Parágrafo único. Em sendo inviável a negociação, deverão ser empregadas as medidas judiciais cabíveis, compelindo-se o poder público a garantir o atendimento à criança e ao adolescente em cada município (Recomendação Conjunta CGMP CAOIJ n.º 1, de 19 de agosto de 2008).

Excepcionalidade da Medida Socioeducativa de Privação de Liberdade. Estudo Psicossocial Interdisciplinar.

Art. 111. Detectada a necessidade de aplicação de medida socioeducativa de privação de liberdade, mostrando-se incabíveis ou insuficientes as medidas em meio aberto, o órgão de execução deve requerer, nos autos do processo judicial, a elaboração de estudo psicossocial, realizado por equipe técnica interprofissional, com a participação de psicólogo, pedagogo e assistente social, profissionais esses disponíveis na comarca ou em comarca contígua ou eventualmente a serviço da municipalidade, para que seja aferida eventual periculosidade e a necessidade de privação de liberdade.

§ 1º Não deve ser requisitada aos profissionais do Sistema Único de Assistência Social (SUAS) a realização dos estudos sociais mencionados no "caput" deste artigo, bem como a elaboração de outras atividades ou documentos não condizentes com as suas atribuições no serviço em que atuam (Nota Técnica SNAS/MDSN n.º 02/2016).

§ 2º Não deve ser admitida a intervenção de membros do Conselho Tutelar na elaboração de pareceres técnicos e/ou realização de estudos sociais para os quais não tenham a necessária formação técnica profissional (Recomendação Conjunta CGMP CAOIJ n.º 1, de 19 de agosto de 2008).

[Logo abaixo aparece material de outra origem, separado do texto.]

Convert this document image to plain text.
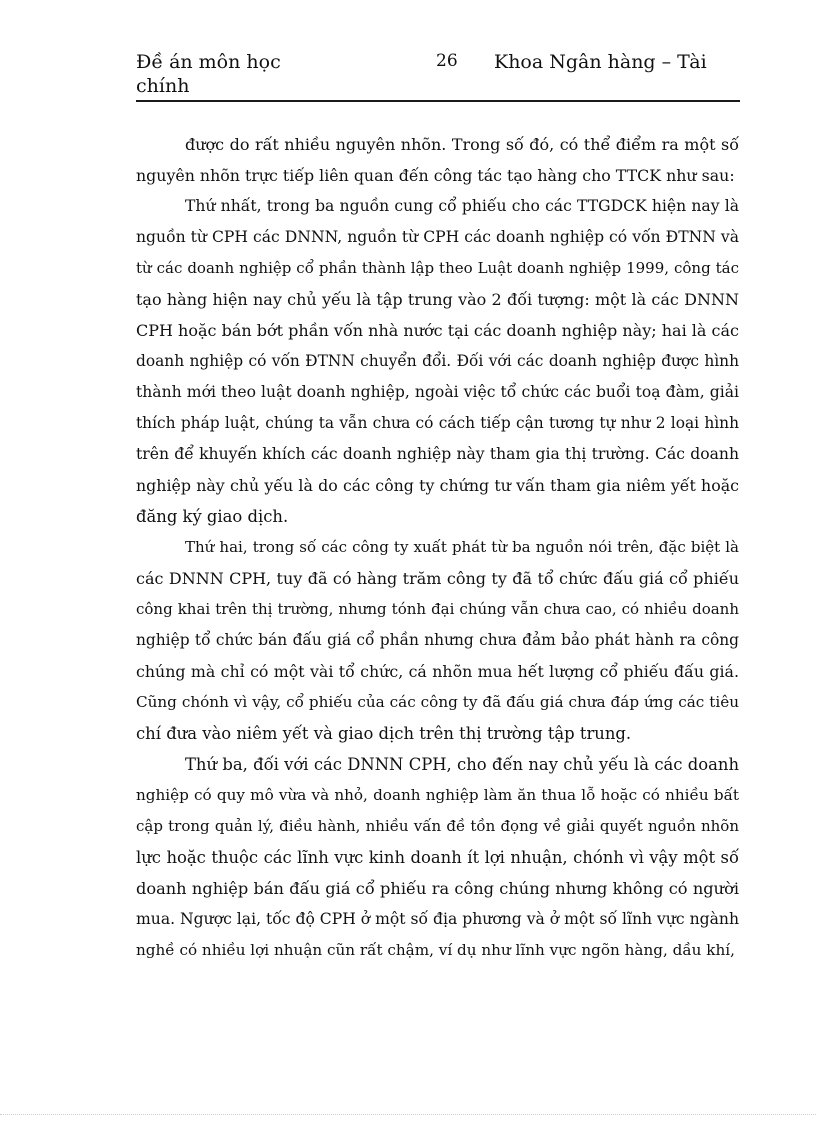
Đề án môn học chính
26 Khoa Ngân hàng – Tài
được do rất nhiều nguyên nhõn. Trong số đó, có thể điểm ra một số
nguyên nhõn trực tiếp liên quan đến công tác tạo hàng cho TTCK như sau:
Thứ nhất, trong ba nguồn cung cổ phiếu cho các TTGDCK hiện nay là
nguồn từ CPH các DNNN, nguồn từ CPH các doanh nghiệp có vốn ĐTNN và
từ các doanh nghiệp cổ phần thành lập theo Luật doanh nghiệp 1999, công tác
tạo hàng hiện nay chủ yếu là tập trung vào 2 đối tượng: một là các DNNN
CPH hoặc bán bớt phần vốn nhà nước tại các doanh nghiệp này; hai là các
doanh nghiệp có vốn ĐTNN chuyển đổi. Đối với các doanh nghiệp được hình
thành mới theo luật doanh nghiệp, ngoài việc tổ chức các buổi toạ đàm, giải
thích pháp luật, chúng ta vẫn chưa có cách tiếp cận tương tự như 2 loại hình
trên để khuyến khích các doanh nghiệp này tham gia thị trường. Các doanh
nghiệp này chủ yếu là do các công ty chứng tư vấn tham gia niêm yết hoặc
đăng ký giao dịch.
Thứ hai, trong số các công ty xuất phát từ ba nguồn nói trên, đặc biệt là
các DNNN CPH, tuy đã có hàng trăm công ty đã tổ chức đấu giá cổ phiếu
công khai trên thị trường, nhưng tónh đại chúng vẫn chưa cao, có nhiều doanh
nghiệp tổ chức bán đấu giá cổ phần nhưng chưa đảm bảo phát hành ra công
chúng mà chỉ có một vài tổ chức, cá nhõn mua hết lượng cổ phiếu đấu giá.
Cũng chónh vì vậy, cổ phiếu của các công ty đã đấu giá chưa đáp ứng các tiêu
chí đưa vào niêm yết và giao dịch trên thị trường tập trung.
Thứ ba, đối với các DNNN CPH, cho đến nay chủ yếu là các doanh
nghiệp có quy mô vừa và nhỏ, doanh nghiệp làm ăn thua lỗ hoặc có nhiều bất
cập trong quản lý, điều hành, nhiều vấn đề tồn đọng về giải quyết nguồn nhõn
lực hoặc thuộc các lĩnh vực kinh doanh ít lợi nhuận, chónh vì vậy một số
doanh nghiệp bán đấu giá cổ phiếu ra công chúng nhưng không có người
mua. Ngược lại, tốc độ CPH ở một số địa phương và ở một số lĩnh vực ngành
nghề có nhiều lợi nhuận cũn rất chậm, ví dụ như lĩnh vực ngõn hàng, dầu khí,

Permanência de Adolescentes em Delegacias de Polícia. Prazo Máximo de Cinco Dias. Observância. Art. 235 do ECA.

Art. 112. O órgão de execução deve velar pela efetiva aplicação dos arts. 123 e 185, § 2º, do ECA, segundo os quais o prazo máximo improrrogável para a permanência de adolescente em delegacias de polícia é de cinco dias, período durante o qual deve ser providenciada, conforme o caso, a transferência para a entidade de atendimento em localidade mais próxima, cuja permanência injustificada está prevista como crime previsto no art. 235 do ECA.

§ 1º Para os fins do "caput" deste artigo, deverá o Promotor de Justiça, nos autos do procedimento para aplicação de medida socioeducativa, quando do oferecimento da representação e quando da apresentação das alegações finais, requerer ao Juiz que proceda nos termos do disposto nos artigos 325-A/330 do Provimento n.º 161 da Corregedoria-Geral de Justiça, que disciplinam a forma como o Juiz de Direito encaminhará ao Estado o pedido de vaga no sistema socioeducativo.

§ 2º Deve ser observado pelo órgão de execução o cumprimento do prazo de 45 (quarenta e cinco) dias, determinado pelo Estatuto da Criança e do Adolescente, para a condução da ação socioeducativa, estando o adolescente privado de liberdade, visto que o descumprimento do referido prazo pode configurar o crime previsto no art. 235 do ECA (Recomendação Conjunta CGMP CAOIJ n.º 1, de 19 de agosto de 2008).

Apuração de Ato Infracional. Medidas Socioeducativas. Políticas Públicas.

Art. 113. Os órgãos de execução devem verificar a existência de programas específicos de execução de medidas socioeducativas, bem como fiscalizar a situação de adolescentes na cadeia pública local, assegurando-se-lhes, conforme for o caso, a efetivação do cumprimento das medidas socioeducativas em meio aberto (art. 49, II, da Lei n.º 12.594/2012), empregados para tanto os meios extrajudiciais e judiciais cabíveis (Recomendação Conjunta CGMP CAOIJ n.º 1/2008).

Armas, Munições e Explosivos. Fiscalização. Repressão.

Art. 114. Os órgãos de execução devem realizar diligências visando a impedir a destinação, a título oneroso ou gratuito, de armas, munições e materiais de natureza explosiva a crianças e adolescentes, dando publicidade às normas proibitivas, sugerindo ainda gestões no sentido de se promover afixação do texto das capitulações criminais nos estabelecimentos que exercem o comércio dos objetos potencialmente lesivos, sem embargo do encetamento de outras medidas cíveis, criminais e administrativas cabíveis à espécie (arts. 201, VIII, 242 e 244, todos da Lei n.º 8.069, de 1990).